高坂の身体にいたはずの黄泉代が、元の自分に戻っている。
そして――
「高坂?」
高坂が走り出した。
「おい!」
黄泉代も追おうとする。
だが、彼女に腕を掴まれた。
「待って」
「離してくれ!」
「高坂なら大丈夫だよ」
「違う!」
黄泉代は彼女の手を振りほどいた。
「俺は、アイツのそばにいてやりたいんだ!」
「……」
「ごめん!」
黄泉代は高坂を追いかけた。
河川敷。
花火の光に照らされながら
追う黄泉代と、逃げる高坂。
しばらく走った先。
高坂は一人、川沿いに立っていた。
「……バカやろう」
夜空を見上げる。
「花火・・・終わっちまったじゃねぇか」
高坂が泣き、そして微笑む。
「……ごめん」
黄泉代が隣に立つ。
「お前の気持ちを考えたら……俺の気持ちなんて……」
「……高坂」
「いいんだよ」
高坂は笑った。
「三人でいられた。
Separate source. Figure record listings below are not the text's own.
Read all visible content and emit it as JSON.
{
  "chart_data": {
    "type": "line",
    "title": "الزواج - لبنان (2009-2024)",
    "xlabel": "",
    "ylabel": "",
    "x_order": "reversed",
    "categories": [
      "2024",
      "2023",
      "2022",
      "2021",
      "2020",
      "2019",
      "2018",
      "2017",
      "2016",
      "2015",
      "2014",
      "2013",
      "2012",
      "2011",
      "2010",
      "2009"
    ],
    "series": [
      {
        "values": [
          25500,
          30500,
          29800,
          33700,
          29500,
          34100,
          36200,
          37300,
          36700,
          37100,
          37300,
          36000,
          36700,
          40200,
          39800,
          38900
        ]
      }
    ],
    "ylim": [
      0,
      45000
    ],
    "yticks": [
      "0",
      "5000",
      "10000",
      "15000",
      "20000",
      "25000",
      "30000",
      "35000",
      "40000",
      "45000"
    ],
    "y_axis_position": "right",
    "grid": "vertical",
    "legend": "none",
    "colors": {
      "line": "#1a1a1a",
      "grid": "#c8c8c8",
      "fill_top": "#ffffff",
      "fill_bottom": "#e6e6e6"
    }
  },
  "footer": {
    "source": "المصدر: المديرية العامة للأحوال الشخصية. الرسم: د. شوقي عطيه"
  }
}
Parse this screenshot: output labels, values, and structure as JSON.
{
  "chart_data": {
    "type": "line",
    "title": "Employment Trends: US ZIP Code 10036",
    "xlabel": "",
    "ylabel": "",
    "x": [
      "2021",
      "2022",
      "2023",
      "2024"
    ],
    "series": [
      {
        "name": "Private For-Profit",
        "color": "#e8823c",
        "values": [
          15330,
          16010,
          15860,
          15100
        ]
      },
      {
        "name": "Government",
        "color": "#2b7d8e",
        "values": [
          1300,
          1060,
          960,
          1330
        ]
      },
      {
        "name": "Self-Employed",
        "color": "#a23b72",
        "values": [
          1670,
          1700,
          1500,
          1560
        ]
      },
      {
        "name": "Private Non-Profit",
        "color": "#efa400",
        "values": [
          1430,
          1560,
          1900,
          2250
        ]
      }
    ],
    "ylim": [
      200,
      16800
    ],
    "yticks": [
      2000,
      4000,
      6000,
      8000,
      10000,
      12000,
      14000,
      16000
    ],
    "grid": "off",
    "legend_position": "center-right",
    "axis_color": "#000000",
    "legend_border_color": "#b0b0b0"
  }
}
それだけでよかったんだ」
そこへ彼女が追いついてくる。
「……ほら」
二人を見る。
「ふたりとも帰るよ」
「……おう」
「うん」
三人は並んで歩き出した。
その夜。
三人で見上げるはずだった花火は、もう終わっていた。
高坂はこの日のことを、この不思議な出来事を
誰にも言わずにいてくれた。
時々発動するこの能力を。
不気味がらずに、受け入れてくれた。
ずっとそばで見守ってくれていた。
俺は彼を、親友と呼ぶようになっていた。
――そして今。
「お、写真届いてるぞ」
事務所に届いた一枚の写真。
そこには、ウェディングドレス姿の彼女が写っていた。
幸せそうに笑っている。
高坂と黄泉代は、二人並んで写真を眺めていた。
「……幸せそうだな、あいつ」
「ああ」
少しの沈黙。
高坂が黄泉代を見る。
「お前、本当にあれでよかったのか……」
「……良いんだよ」
黄泉代は写真を見つめたまま答える。
「主人公の初恋は、叶わないって決まってんだよ」
「誰が決めたんだよ」
「俺」
「いつのだよ!」
「……あのときの」
「おまえ……」
二人は顔を見合わせる。
その時。
高坂のスマホがなる。
「助けてください」
一通の依頼
「……憑依代行、か」
数年前のあの夜から。
黄泉代の代行人生は、始まったのである。